If $$\frac{{{{\sin }^2}\phi - 3\sin \phi + 2}}{{{{\cos }^2}\phi }} = 1,$$     where 0° < $$\phi $$ < 90° then what is the value of (cos2$$\phi $$ - sin3$$\phi $$ + cosec2$$\phi $$)?

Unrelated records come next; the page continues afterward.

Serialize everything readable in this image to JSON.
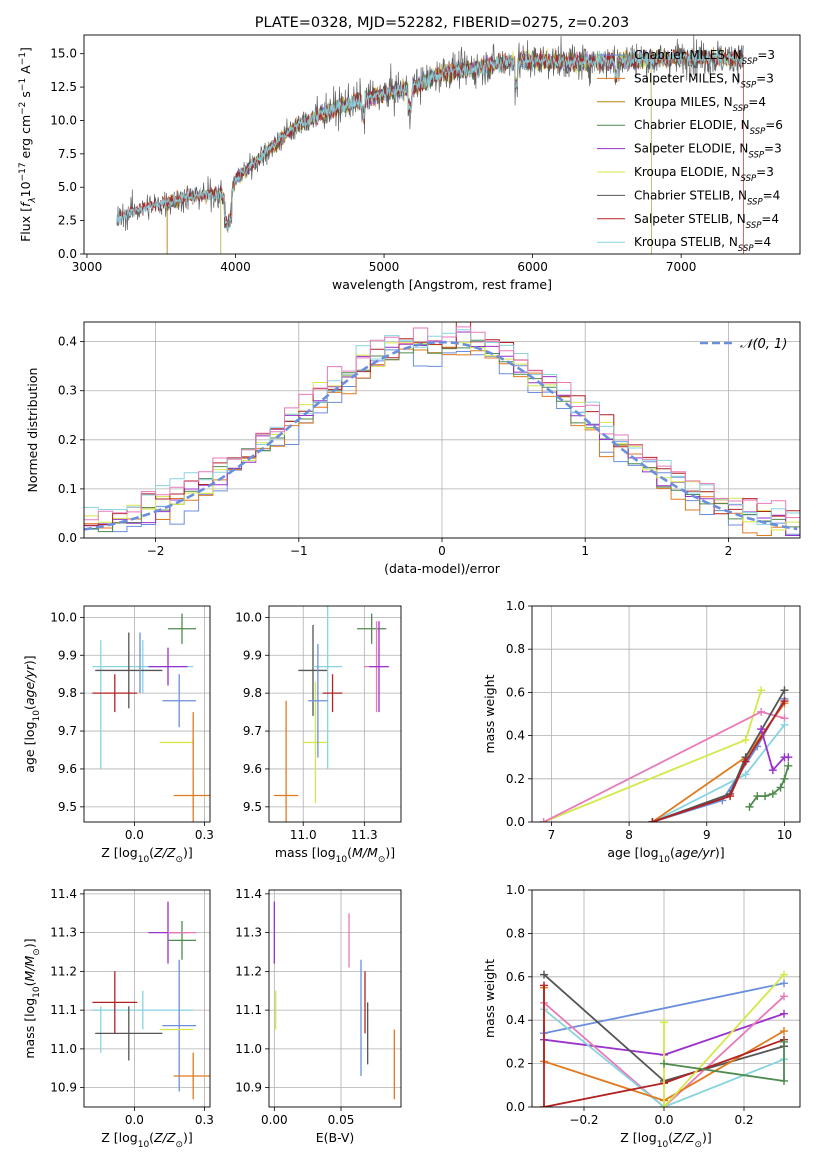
{
  "colors": {
    "chabrier_miles": "#6b8fdc",
    "salpeter_miles": "#e07a1f",
    "kroupa_miles": "#b8860b",
    "chabrier_elodie": "#4f8a4f",
    "salpeter_elodie": "#9932cc",
    "kroupa_elodie": "#d4e84a",
    "chabrier_stelib": "#555555",
    "salpeter_stelib": "#b22222",
    "kroupa_stelib": "#87d4e0",
    "pink": "#e87ab8",
    "grid": "#b0b0b0"
  },
  "chart_data": [
    {
      "id": "spectrum",
      "type": "line",
      "title": "PLATE=0328, MJD=52282, FIBERID=0275, z=0.203",
      "xlabel": "wavelength [Angstrom, rest frame]",
      "ylabel_parts": [
        "Flux [",
        "f",
        "λ",
        "10",
        "−17",
        " erg cm",
        "−2",
        " s",
        "−1",
        " A",
        "−1",
        "]"
      ],
      "xlim": [
        2980,
        7800
      ],
      "ylim": [
        0,
        16.4
      ],
      "xticks": [
        3000,
        4000,
        5000,
        6000,
        7000
      ],
      "yticks": [
        0.0,
        2.5,
        5.0,
        7.5,
        10.0,
        12.5,
        15.0
      ],
      "grid": false,
      "legend_position": "top-right",
      "legend": [
        {
          "base": "Chabrier MILES, N",
          "sub": "SSP",
          "tail": "=3",
          "color": "chabrier_miles"
        },
        {
          "base": "Salpeter MILES, N",
          "sub": "SSP",
          "tail": "=3",
          "color": "salpeter_miles"
        },
        {
          "base": "Kroupa MILES, N",
          "sub": "SSP",
          "tail": "=4",
          "color": "kroupa_miles"
        },
        {
          "base": "Chabrier ELODIE, N",
          "sub": "SSP",
          "tail": "=6",
          "color": "chabrier_elodie"
        },
        {
          "base": "Salpeter ELODIE, N",
          "sub": "SSP",
          "tail": "=3",
          "color": "salpeter_elodie"
        },
        {
          "base": "Kroupa ELODIE, N",
          "sub": "SSP",
          "tail": "=3",
          "color": "kroupa_elodie"
        },
        {
          "base": "Chabrier STELIB, N",
          "sub": "SSP",
          "tail": "=4",
          "color": "chabrier_stelib"
        },
        {
          "base": "Salpeter STELIB, N",
          "sub": "SSP",
          "tail": "=4",
          "color": "salpeter_stelib"
        },
        {
          "base": "Kroupa STELIB, N",
          "sub": "SSP",
          "tail": "=4",
          "color": "kroupa_stelib"
        }
      ],
      "continuum": {
        "x": [
          3200,
          3300,
          3500,
          3700,
          3900,
          3950,
          4000,
          4200,
          4400,
          4600,
          4800,
          5000,
          5200,
          5400,
          5600,
          5800,
          6000,
          6200,
          6400,
          6600,
          6800,
          7000,
          7200,
          7400
        ],
        "y": [
          2.5,
          3.2,
          3.8,
          4.3,
          4.6,
          3.6,
          5.6,
          7.6,
          9.5,
          10.6,
          11.4,
          12.0,
          12.5,
          13.6,
          13.9,
          14.3,
          14.5,
          14.4,
          14.4,
          14.5,
          14.6,
          14.7,
          14.7,
          14.6
        ]
      },
      "model_ranges": [
        {
          "color": "chabrier_miles",
          "start": 3540
        },
        {
          "color": "salpeter_miles",
          "start": 3540
        },
        {
          "color": "kroupa_miles",
          "start": 3540
        },
        {
          "color": "chabrier_elodie",
          "start": 3900,
          "end": 6800
        },
        {
          "color": "salpeter_elodie",
          "start": 3900,
          "end": 6800
        },
        {
          "color": "kroupa_elodie",
          "start": 3900,
          "end": 6800
        },
        {
          "color": "chabrier_stelib",
          "start": 3200
        },
        {
          "color": "salpeter_stelib",
          "start": 3200,
          "end": 7420
        },
        {
          "color": "kroupa_stelib",
          "start": 3200
        }
      ]
    },
    {
      "id": "residuals",
      "type": "histogram",
      "xlabel": "(data-model)/error",
      "ylabel": "Normed distribution",
      "xlim": [
        -2.5,
        2.5
      ],
      "ylim": [
        0,
        0.44
      ],
      "xticks": [
        -2,
        -1,
        0,
        1,
        2
      ],
      "yticks": [
        0.0,
        0.1,
        0.2,
        0.3,
        0.4
      ],
      "grid": true,
      "legend_position": "top-right",
      "legend": [
        {
          "label": "𝒩(0, 1)",
          "color": "chabrier_miles",
          "style": "dashed"
        }
      ],
      "bin_width": 0.1,
      "series_colors": [
        "chabrier_miles",
        "salpeter_miles",
        "chabrier_elodie",
        "salpeter_elodie",
        "kroupa_elodie",
        "salpeter_stelib",
        "kroupa_stelib",
        "pink"
      ],
      "reference_curve": "normal(0,1)"
    },
    {
      "id": "age-vs-Z",
      "type": "errorbar",
      "xlabel": "Z [log10(Z/Z⊙)]",
      "ylabel": "age [log10(age/yr)]",
      "xlim": [
        -0.18,
        0.27
      ],
      "ylim": [
        9.46,
        10.03
      ],
      "xticks": [
        0.0,
        0.25
      ],
      "yticks": [
        9.5,
        9.6,
        9.7,
        9.8,
        9.9,
        10.0
      ],
      "grid": true,
      "points": [
        {
          "color": "kroupa_stelib",
          "x": 0.03,
          "xerr": 0.18,
          "y": 9.87,
          "yerr": 0.07
        },
        {
          "color": "kroupa_stelib",
          "x": -0.12,
          "y": 9.77,
          "yerr": 0.17
        },
        {
          "color": "chabrier_stelib",
          "x": -0.02,
          "xerr": 0.12,
          "y": 9.86,
          "yerr": 0.1
        },
        {
          "color": "salpeter_stelib",
          "x": -0.07,
          "xerr": 0.08,
          "y": 9.8,
          "yerr": 0.05
        },
        {
          "color": "chabrier_miles",
          "x": 0.16,
          "xerr": 0.06,
          "y": 9.78,
          "yerr": 0.07
        },
        {
          "color": "chabrier_miles",
          "x": 0.02,
          "y": 9.88,
          "yerr": 0.08
        },
        {
          "color": "salpeter_elodie",
          "x": 0.12,
          "xerr": 0.07,
          "y": 9.87,
          "yerr": 0.05
        },
        {
          "color": "chabrier_elodie",
          "x": 0.17,
          "xerr": 0.05,
          "y": 9.97,
          "yerr": 0.04
        },
        {
          "color": "kroupa_elodie",
          "x": 0.15,
          "xerr": 0.06,
          "y": 9.67
        },
        {
          "color": "salpeter_miles",
          "x": 0.21,
          "xerr": 0.07,
          "y": 9.53,
          "yerr": 0.22
        }
      ]
    },
    {
      "id": "age-vs-mass",
      "type": "errorbar",
      "xlabel": "mass [log10(M/M⊙)]",
      "ylabel": "",
      "xlim": [
        10.86,
        11.4
      ],
      "ylim": [
        9.46,
        10.03
      ],
      "xticks": [
        11.0,
        11.25
      ],
      "yticks": [
        9.5,
        9.6,
        9.7,
        9.8,
        9.9,
        10.0
      ],
      "grid": true,
      "points": [
        {
          "color": "salpeter_miles",
          "x": 10.93,
          "xerr": 0.05,
          "y": 9.53,
          "yerr": 0.25
        },
        {
          "color": "kroupa_elodie",
          "x": 11.05,
          "xerr": 0.05,
          "y": 9.67,
          "yerr": 0.16
        },
        {
          "color": "chabrier_stelib",
          "x": 11.04,
          "xerr": 0.06,
          "y": 9.86,
          "yerr": 0.12
        },
        {
          "color": "kroupa_stelib",
          "x": 11.1,
          "xerr": 0.06,
          "y": 9.87,
          "yerr": 0.27
        },
        {
          "color": "chabrier_miles",
          "x": 11.06,
          "xerr": 0.04,
          "y": 9.78,
          "yerr": 0.15
        },
        {
          "color": "salpeter_stelib",
          "x": 11.12,
          "xerr": 0.04,
          "y": 9.8,
          "yerr": 0.05
        },
        {
          "color": "chabrier_elodie",
          "x": 11.28,
          "xerr": 0.06,
          "y": 9.97,
          "yerr": 0.04
        },
        {
          "color": "pink",
          "x": 11.3,
          "xerr": 0.05,
          "y": 9.87,
          "yerr": 0.12
        },
        {
          "color": "salpeter_elodie",
          "x": 11.31,
          "xerr": 0.04,
          "y": 9.87,
          "yerr": 0.12
        }
      ]
    },
    {
      "id": "mass-weight-vs-age",
      "type": "line",
      "xlabel": "age [log10(age/yr)]",
      "ylabel": "mass weight",
      "xlim": [
        6.75,
        10.2
      ],
      "ylim": [
        0,
        1.0
      ],
      "xticks": [
        7,
        8,
        9,
        10
      ],
      "yticks": [
        0.0,
        0.2,
        0.4,
        0.6,
        0.8,
        1.0
      ],
      "grid": true,
      "series": [
        {
          "color": "kroupa_elodie",
          "x": [
            6.9,
            9.5,
            9.7
          ],
          "y": [
            0.0,
            0.38,
            0.61
          ]
        },
        {
          "color": "pink",
          "x": [
            6.9,
            9.7,
            10.0
          ],
          "y": [
            0.0,
            0.51,
            0.48
          ]
        },
        {
          "color": "chabrier_miles",
          "x": [
            8.3,
            9.2,
            9.65,
            10.0
          ],
          "y": [
            0.0,
            0.1,
            0.35,
            0.57
          ]
        },
        {
          "color": "kroupa_stelib",
          "x": [
            8.3,
            9.5,
            10.0
          ],
          "y": [
            0.0,
            0.22,
            0.45
          ]
        },
        {
          "color": "salpeter_miles",
          "x": [
            8.3,
            9.5,
            9.7,
            10.0
          ],
          "y": [
            0.0,
            0.3,
            0.4,
            0.55
          ]
        },
        {
          "color": "chabrier_stelib",
          "x": [
            8.3,
            9.3,
            9.5,
            10.0
          ],
          "y": [
            0.0,
            0.13,
            0.3,
            0.61
          ]
        },
        {
          "color": "salpeter_stelib",
          "x": [
            8.3,
            9.3,
            9.5,
            10.0
          ],
          "y": [
            0.0,
            0.12,
            0.28,
            0.56
          ]
        },
        {
          "color": "salpeter_elodie",
          "x": [
            9.7,
            9.85,
            10.0,
            10.05
          ],
          "y": [
            0.43,
            0.24,
            0.3,
            0.3
          ]
        },
        {
          "color": "chabrier_elodie",
          "x": [
            9.55,
            9.65,
            9.75,
            9.85,
            9.95,
            10.0,
            10.05
          ],
          "y": [
            0.07,
            0.12,
            0.12,
            0.13,
            0.16,
            0.2,
            0.26
          ]
        }
      ]
    },
    {
      "id": "mass-vs-Z",
      "type": "errorbar",
      "xlabel": "Z [log10(Z/Z⊙)]",
      "ylabel": "mass [log10(M/M⊙)]",
      "xlim": [
        -0.18,
        0.27
      ],
      "ylim": [
        10.85,
        11.41
      ],
      "xticks": [
        0.0,
        0.25
      ],
      "yticks": [
        10.9,
        11.0,
        11.1,
        11.2,
        11.3,
        11.4
      ],
      "grid": true,
      "points": [
        {
          "color": "kroupa_stelib",
          "x": 0.03,
          "xerr": 0.18,
          "y": 11.1,
          "yerr": 0.05
        },
        {
          "color": "kroupa_stelib",
          "x": -0.12,
          "y": 11.05,
          "yerr": 0.06
        },
        {
          "color": "chabrier_stelib",
          "x": -0.02,
          "xerr": 0.12,
          "y": 11.04,
          "yerr": 0.07
        },
        {
          "color": "salpeter_stelib",
          "x": -0.07,
          "xerr": 0.08,
          "y": 11.12,
          "yerr": 0.08
        },
        {
          "color": "chabrier_miles",
          "x": 0.16,
          "xerr": 0.06,
          "y": 11.06,
          "yerr": 0.17
        },
        {
          "color": "salpeter_elodie",
          "x": 0.12,
          "xerr": 0.07,
          "y": 11.3,
          "yerr": 0.08
        },
        {
          "color": "chabrier_elodie",
          "x": 0.17,
          "xerr": 0.05,
          "y": 11.28,
          "yerr": 0.05
        },
        {
          "color": "pink",
          "x": 0.17,
          "xerr": 0.05,
          "y": 11.3
        },
        {
          "color": "kroupa_elodie",
          "x": 0.15,
          "xerr": 0.06,
          "y": 11.05
        },
        {
          "color": "salpeter_miles",
          "x": 0.21,
          "xerr": 0.07,
          "y": 10.93,
          "yerr": 0.06
        }
      ]
    },
    {
      "id": "mass-vs-EBV",
      "type": "errorbar",
      "xlabel": "E(B-V)",
      "ylabel": "",
      "xlim": [
        -0.004,
        0.095
      ],
      "ylim": [
        10.85,
        11.41
      ],
      "xticks": [
        0.0,
        0.05
      ],
      "yticks": [
        10.9,
        11.0,
        11.1,
        11.2,
        11.3,
        11.4
      ],
      "grid": true,
      "points": [
        {
          "color": "salpeter_elodie",
          "x": 0.0,
          "y": 11.3,
          "yerr": 0.08
        },
        {
          "color": "kroupa_elodie",
          "x": 0.001,
          "y": 11.1,
          "yerr": 0.05
        },
        {
          "color": "pink",
          "x": 0.056,
          "y": 11.28,
          "yerr": 0.07
        },
        {
          "color": "chabrier_miles",
          "x": 0.065,
          "y": 11.08,
          "yerr": 0.15
        },
        {
          "color": "salpeter_stelib",
          "x": 0.068,
          "y": 11.12,
          "yerr": 0.08
        },
        {
          "color": "chabrier_stelib",
          "x": 0.07,
          "y": 11.04,
          "yerr": 0.08
        },
        {
          "color": "salpeter_miles",
          "x": 0.09,
          "y": 10.96,
          "yerr": 0.09
        }
      ]
    },
    {
      "id": "mass-weight-vs-Z",
      "type": "line",
      "xlabel": "Z [log10(Z/Z⊙)]",
      "ylabel": "mass weight",
      "xlim": [
        -0.33,
        0.34
      ],
      "ylim": [
        0,
        1.0
      ],
      "xticks": [
        -0.2,
        0.0,
        0.2
      ],
      "yticks": [
        0.0,
        0.2,
        0.4,
        0.6,
        0.8,
        1.0
      ],
      "grid": true,
      "series": [
        {
          "color": "chabrier_miles",
          "x": [
            -0.3,
            0.3
          ],
          "y": [
            0.34,
            0.57
          ]
        },
        {
          "color": "salpeter_elodie",
          "x": [
            -0.3,
            0.0,
            0.3
          ],
          "y": [
            0.31,
            0.24,
            0.43
          ]
        },
        {
          "color": "chabrier_stelib",
          "x": [
            -0.3,
            0.0,
            0.3
          ],
          "y": [
            0.61,
            0.12,
            0.28
          ]
        },
        {
          "color": "pink",
          "x": [
            -0.3,
            0.0,
            0.3
          ],
          "y": [
            0.48,
            0.0,
            0.51
          ]
        },
        {
          "color": "kroupa_stelib",
          "x": [
            -0.3,
            0.0,
            0.3
          ],
          "y": [
            0.45,
            0.0,
            0.22
          ]
        },
        {
          "color": "salpeter_miles",
          "x": [
            -0.3,
            -0.3,
            0.0,
            0.3
          ],
          "y": [
            0.55,
            0.21,
            0.03,
            0.35
          ]
        },
        {
          "color": "salpeter_stelib",
          "x": [
            -0.3,
            -0.3,
            0.0,
            0.3
          ],
          "y": [
            0.56,
            0.0,
            0.11,
            0.31
          ]
        },
        {
          "color": "kroupa_elodie",
          "x": [
            0.0,
            0.0,
            0.3
          ],
          "y": [
            0.39,
            0.0,
            0.61
          ]
        },
        {
          "color": "chabrier_elodie",
          "x": [
            0.0,
            0.3,
            0.3
          ],
          "y": [
            0.2,
            0.12,
            0.3
          ]
        }
      ]
    }
  ]
}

Solution(By Examveda Team)

$$\eqalign{ & \frac{{{{\sin }^2}\phi - 3\sin \phi + 2}}{{{{\cos }^2}\phi }} = 1 \cr & \Rightarrow {\sin ^2}\phi - 3\sin \phi + 2 = {\cos ^2}\phi \cr & \Rightarrow {\sin ^2}\phi - 3\sin \phi + 2 = 1 - {\sin ^2}\phi \cr & \Rightarrow 2{\sin ^2}\phi - 3\sin \phi + 1 = 0 \cr & \Rightarrow 2{\sin ^2}\phi - 2\sin \phi - \sin \phi + 1 = 0 \cr & \Rightarrow 2\sin \phi \left( {\sin \phi - 1} \right) - 1\left( {\sin \phi - 1} \right) = 0 \cr & \Rightarrow \left( {\sin \phi - 1} \right)\left( {2\sin \phi - 1} \right) = 0 \cr & \therefore \sin \phi = 1\,\,\left( {{\text{not valid}}} \right) \cr & {\text{and }}\sin \phi = \frac{1}{2} \cr & \Rightarrow \sin \phi = \sin {30^ \circ } \cr & \therefore \phi = {30^ \circ } \cr & \therefore \cos 2\phi - \sin 3\phi + {\text{cosec }}2\phi \cr & = \cos {60^ \circ } - \sin {90^ \circ } + {\text{cosec }}{60^ \circ } \cr & = \frac{1}{2} - 1 + \frac{2}{{\sqrt 3 }} \cr & = \frac{2}{{\sqrt 3 }} - \frac{1}{2} \cr & = \frac{{\left( {4 - \sqrt 3 } \right)}}{{2\sqrt 3 }} \times \frac{{\sqrt 3 }}{{\sqrt 3 }} \cr & = \frac{{4\sqrt 3 - 3}}{6} \cr & \cr & {\bf{Alternative:}} \cr & {\text{Put }}\phi = {30^ \circ } \cr & {\text{L}}{\text{.H}}{\text{.S}}{\text{.}} = \frac{{{{\sin }^2}{{30}^ \circ } - 3\sin {{30}^ \circ } + 2}}{{{{\cos }^2}{{30}^ \circ }}} \cr & = \frac{{\frac{1}{4} - \frac{3}{2} + 2}}{{\frac{3}{4}}} \cr & = \frac{{1 - 6 + 8}}{3} \cr & = \frac{3}{3} \cr & = 1 = {\text{R}}{\text{.H}}{\text{.S}}{\text{.}} \cr & \therefore \cos 2\phi - \sin 3\phi + {\text{cosec }}2\phi \cr & = \cos {60^ \circ } - \sin {90^ \circ } + {\text{cosec }}{60^ \circ } \cr & = \frac{1}{2} - 1 + \frac{2}{{\sqrt 3 }} \cr & = - \frac{1}{2} + \frac{2}{{\sqrt 3 }} \cr & = \frac{{\left( { - \sqrt 3 + 4} \right)}}{{2\sqrt 3 }} \times \frac{{\sqrt 3 }}{{\sqrt 3 }} \cr & = \frac{{ - 3 + 4\sqrt 3 }}{6} \cr} $$